Crossing the City Road we went straight on into Hyde Street, which seems like a continuation of Jewry Street. On the right Fossedyke House commemorates the city walls and ditch. Farther on I noticed a relic of the past—a small shop with a gable, very low rooms, and windows scarcely more than a foot high. Two steps descended into it, a proof of age—as either the soil outside has risen, or the owner has been, like the Irishman, “raising his roof.” On the other side, we came to the large malthouse of Mr. Dear, with walls of cut stone, formerly a barn belonging to Hyde Abbey.
Opposite, we see through a side street the “Soldiers’ Home.” This was about fifty years ago the celebrated school of Mr. Richards, at which were Deans Garnier and Gaisford, Lord Liverpool, George Canning, Wolfe the poet, and perhaps Disraeli who was at a boarding school in Winchester. It was afterwards the Museum, and is now used for Salvation meetings. The Army has been “bombarding” Winchester for some time, and now marches through the streets with Salvation guernseys, hallelujah bonnets, and scarves white, red, and blue, to the music of drums, trumpets, and cymbals. All this noise and dramatic show is attractive: whether it makes people religious I cannot say, but it promotes the cause of teetotalism. I went one day from curiosity to a “free and easy” at the Corn Exchange, and observed that the congregation were mostly men. Their attention was kept by the variations in the service, by “knee-drill,” singing on the knees, clapping the hands, and singing with the eyes shut. The preacher, an eloquent man, said they wanted money to build a barrack in Parchment Street, which was to be somewhat larger than the Cathedral! (a titter.) He added that some considered that the Salvationists could do nothing right, nothing properly. They even thought they could not make a collection properly, and he was almost inclined to agree with them, when he saw the miserable contributions there were last Sunday.
Hyde Abbey.
A Roman urn was found in this street; and in turning to the right, down Alfred Place I noticed a corner-stone of a “Druidical” character. In a few yards, we came to the little church of St.

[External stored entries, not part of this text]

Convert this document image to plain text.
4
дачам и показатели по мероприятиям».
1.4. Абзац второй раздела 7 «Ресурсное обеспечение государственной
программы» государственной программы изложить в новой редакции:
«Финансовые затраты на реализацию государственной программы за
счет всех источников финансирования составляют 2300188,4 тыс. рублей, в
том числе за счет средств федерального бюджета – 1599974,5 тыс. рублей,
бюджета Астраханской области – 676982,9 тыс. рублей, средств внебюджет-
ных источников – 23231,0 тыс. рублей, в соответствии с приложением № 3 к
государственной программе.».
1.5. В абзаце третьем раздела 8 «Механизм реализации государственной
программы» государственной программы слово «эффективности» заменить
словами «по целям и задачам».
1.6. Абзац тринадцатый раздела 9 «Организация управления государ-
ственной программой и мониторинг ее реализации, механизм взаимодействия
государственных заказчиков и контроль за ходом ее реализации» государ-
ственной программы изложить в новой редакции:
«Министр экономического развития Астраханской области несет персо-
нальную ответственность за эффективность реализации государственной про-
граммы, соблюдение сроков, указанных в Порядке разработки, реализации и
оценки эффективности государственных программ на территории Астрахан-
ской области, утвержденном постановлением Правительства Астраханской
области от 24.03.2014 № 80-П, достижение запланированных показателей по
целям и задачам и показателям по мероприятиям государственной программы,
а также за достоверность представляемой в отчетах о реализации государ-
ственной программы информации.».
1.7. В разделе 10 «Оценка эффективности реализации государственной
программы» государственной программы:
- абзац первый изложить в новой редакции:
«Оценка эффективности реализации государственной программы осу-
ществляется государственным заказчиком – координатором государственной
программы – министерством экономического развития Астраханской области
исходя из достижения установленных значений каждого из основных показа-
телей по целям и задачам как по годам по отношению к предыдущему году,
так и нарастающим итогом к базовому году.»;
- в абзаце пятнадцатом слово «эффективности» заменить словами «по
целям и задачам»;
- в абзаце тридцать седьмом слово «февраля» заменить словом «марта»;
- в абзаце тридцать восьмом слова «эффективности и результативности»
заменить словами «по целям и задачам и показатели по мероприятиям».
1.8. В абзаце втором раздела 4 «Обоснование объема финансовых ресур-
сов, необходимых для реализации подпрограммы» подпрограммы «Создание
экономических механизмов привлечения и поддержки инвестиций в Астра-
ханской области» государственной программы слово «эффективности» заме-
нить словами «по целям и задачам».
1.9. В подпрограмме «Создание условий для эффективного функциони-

Bartholomew, with a Norman entrance arch, rich in zig-zag—one-third restored. Here is a stoup, and the lancet windows in the nave are in their original positions. Close beside the churchyard is a building with an arch, apparently the entrance to the monastery. On either side of the arch is a head, much decayed, but the drawn-back hair can be traced, and the crowns of Alfred and his son Edward, it is supposed. These carvings seem older than the arch, which is only Tudor. In the massive wall of an adjoining garden a low window was pointed out to me, now half hidden in the soil; and until lately there was an arch visible beside it, which is now walled up. Passing through the gate into the farmyard I came to the stream which rises at Headbourne Worthy, and here runs under a very primitive arch, which has some of the old monastery wall still remaining on it. The rivulet flows round the black fence of the Steam Laundry into a street, called from it, Upper Brooks.
I found that the road past the monastery ended immediately, and learned that the reason of this was that for a short time the Bridewell, for which the ruins of Hyde Abbey were despoiled, stood till late years at the termination.
This information I obtained from a mechanic whom we met with. I was desirous of obtaining local information, and asked him if there were more ruins here.
“Well, sir, I think there’s some of the old tackle up there,” he replied, pointing in the direction of the barn.
“Do you belong to this place?” I said.
“Yes, sir,” he replied; “and for forty years I belonged to the devil.”